The Austro-German writer Daniel Kehlmann is that fine and sadly rare phenomenon: a serious German language writer of fiction whose books are translated and reviewed in the United states. He achieved worldwide fame with his 2005 novel Die Vermessung der Welt, followed in 2009 with a book of interconnected short stories Ruhm (see my review).

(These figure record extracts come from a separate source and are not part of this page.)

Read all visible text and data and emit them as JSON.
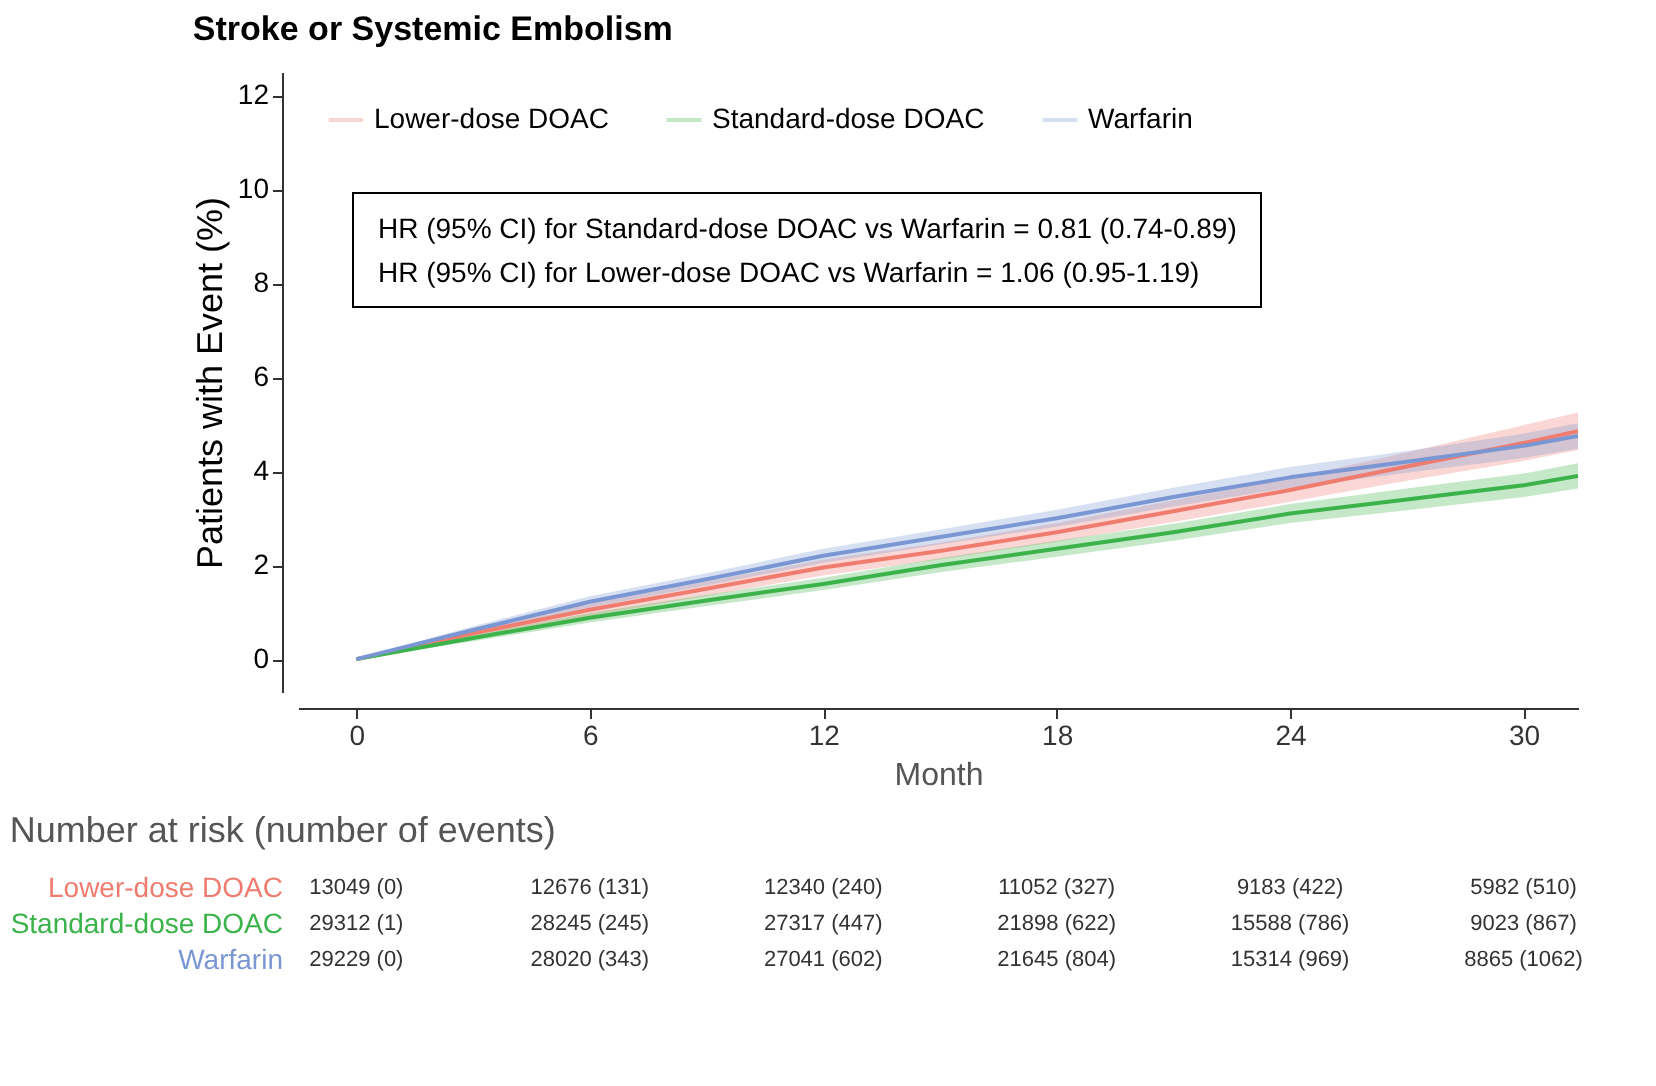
{
  "chart_data": {
    "type": "line",
    "title": "Stroke or Systemic Embolism",
    "xlabel": "Month",
    "ylabel": "Patients with Event (%)",
    "x": [
      0,
      3,
      6,
      9,
      12,
      15,
      18,
      21,
      24,
      27,
      30,
      31.4
    ],
    "series": [
      {
        "name": "Lower-dose DOAC",
        "color": "#f07c70",
        "values": [
          0,
          0.55,
          1.05,
          1.5,
          1.95,
          2.3,
          2.7,
          3.15,
          3.6,
          4.1,
          4.6,
          4.85
        ],
        "lower": [
          0,
          0.45,
          0.92,
          1.35,
          1.78,
          2.12,
          2.5,
          2.92,
          3.35,
          3.8,
          4.22,
          4.45
        ],
        "upper": [
          0,
          0.65,
          1.18,
          1.65,
          2.12,
          2.48,
          2.9,
          3.38,
          3.85,
          4.4,
          4.98,
          5.25
        ]
      },
      {
        "name": "Standard-dose DOAC",
        "color": "#3cb34a",
        "values": [
          0,
          0.45,
          0.88,
          1.25,
          1.6,
          2.0,
          2.35,
          2.7,
          3.1,
          3.4,
          3.7,
          3.9
        ],
        "lower": [
          0,
          0.38,
          0.78,
          1.13,
          1.47,
          1.85,
          2.18,
          2.52,
          2.9,
          3.17,
          3.45,
          3.63
        ],
        "upper": [
          0,
          0.52,
          0.98,
          1.37,
          1.73,
          2.15,
          2.52,
          2.88,
          3.3,
          3.63,
          3.95,
          4.17
        ]
      },
      {
        "name": "Warfarin",
        "color": "#7b97d3",
        "values": [
          0,
          0.62,
          1.22,
          1.7,
          2.2,
          2.6,
          3.0,
          3.45,
          3.87,
          4.2,
          4.54,
          4.75
        ],
        "lower": [
          0,
          0.54,
          1.1,
          1.57,
          2.05,
          2.44,
          2.82,
          3.25,
          3.65,
          3.97,
          4.28,
          4.48
        ],
        "upper": [
          0,
          0.7,
          1.34,
          1.83,
          2.35,
          2.76,
          3.18,
          3.65,
          4.09,
          4.43,
          4.8,
          5.02
        ]
      }
    ],
    "xlim": [
      -1.5,
      31.4
    ],
    "xticks": [
      0,
      6,
      12,
      18,
      24,
      30
    ],
    "ylim": [
      -0.7,
      12.5
    ],
    "yticks": [
      0,
      2,
      4,
      6,
      8,
      10,
      12
    ],
    "grid": false,
    "legend": "top left",
    "marker": "none",
    "line_style": "solid",
    "annotations": [
      "HR (95% CI) for Standard-dose DOAC vs Warfarin = 0.81 (0.74-0.89)",
      "HR (95% CI) for Lower-dose DOAC vs Warfarin = 1.06 (0.95-1.19)",
      "Number at risk (number of events)",
      "13049 (0)",
      "12676 (131)",
      "12340 (240)",
      "11052 (327)",
      "9183 (422)",
      "5982 (510)",
      "29312 (1)",
      "28245 (245)",
      "27317 (447)",
      "21898 (622)",
      "15588 (786)",
      "9023 (867)",
      "29229 (0)",
      "28020 (343)",
      "27041 (602)",
      "21645 (804)",
      "15314 (969)",
      "8865 (1062)"
    ]
  }
}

In his 2013 novel F, Kehlmann explores the boundaries between illusion and reality, authenticity and artifice. What does the F stand for? There are multiple meanings. A character watches the Orson Wells film F is for Fake, and fakery is at the center of the novel. The central figure, the failed writer Arthur Friedland tells his granddaughter about "Fatum - das grosse F" (fate). But F is also for "die Familie"for this is above all a novel about the Friedland Family: Arthur and his three sons: Martin, the oldest from his first wife, and the identical twins Eric and Iwan.
The novel begins in 1984 with Arthur and his three sons attending the performance of a famous hypnotist, in a scene lifted from Mario und der Zauberer. The hypnotist - who reappears at crucial moments throughout the novel - manages to erase Iwan's self-identity and force Arthur to confront the mediocrity of his writing. Arthur promptly abandons his family - after clearing out their bank accounts - and proceeds to gain international fame with a novel titled Mein Name sei Niemand (reminiscent of Max Frisch's 1964 novel Mein Name sei Gantenbein). NIemand is a manifesto of nihilism and inspires a wave of suicides.
The heart of the novel takes place 24 years later - on August 8, 2008. The lives of the three sons intersect in comical - but also tragic - ways. All three characters are living a lie: Martin has become a Roman Catholic priest, but he has zero faith. It is doubtful that he ever believed. Instead, he has become a glutton and remains obsessed with the Rubric's Cube his father had given him as a gift when he was a boy. Eric is an investment manager who has initiated a Bernie Madoff-like Ponzi scheme and presents his customers with fake account statements showing impressive profits. He self-medicates his growing anxiety that the whole house of cards is about to collapse and he will be thrown in prison. Iwan appears to be the most successful of the three. After abandoning his own painting (which he judged mediocre), Iwan becomes a wealthy art dealer, managing the estate of the famous painter Heinrich Eulenböck. But it soon becomes apparent that many of Eulenböck's paintings - which fetch $$millions in the international art market - are forged - by Iwan Friedland. Iwan has no authentic self. Wer bist denn du? ("Who are you?") he is asked by a knife-wielding assailant. Ich bin ....niemand. ("I'm nobody").
The novel loses some momentum as Kehlmann shifts the narrative perspective to Eric's teenage daughter. But it becomes clear that the fake lives of the brothers are simply a microcosm of a society constructed around fakery. Shortly after the August 2008 events the entire financial system collapses like an enormous Ponzi Scheme as the "risk-free" investment instruments bought and sold by the banks turn out to be worthless. Iwan's forged Eulenböck paintings are celebrated by art critics and find their way in to the great museums.
In one of the final scenes, Arthur Friedland takes his granddaughter to a cheap carnival and she becomes lost in a hall of mirrors. And that is what Kehlmann does with the reader: he leads us through a hall of mirrors, a dark labyrinth where we're never quite sure what is real and what is fake. He shamelssly manipulates the reader, but we are happy to go along for the (highly entertaining) ride.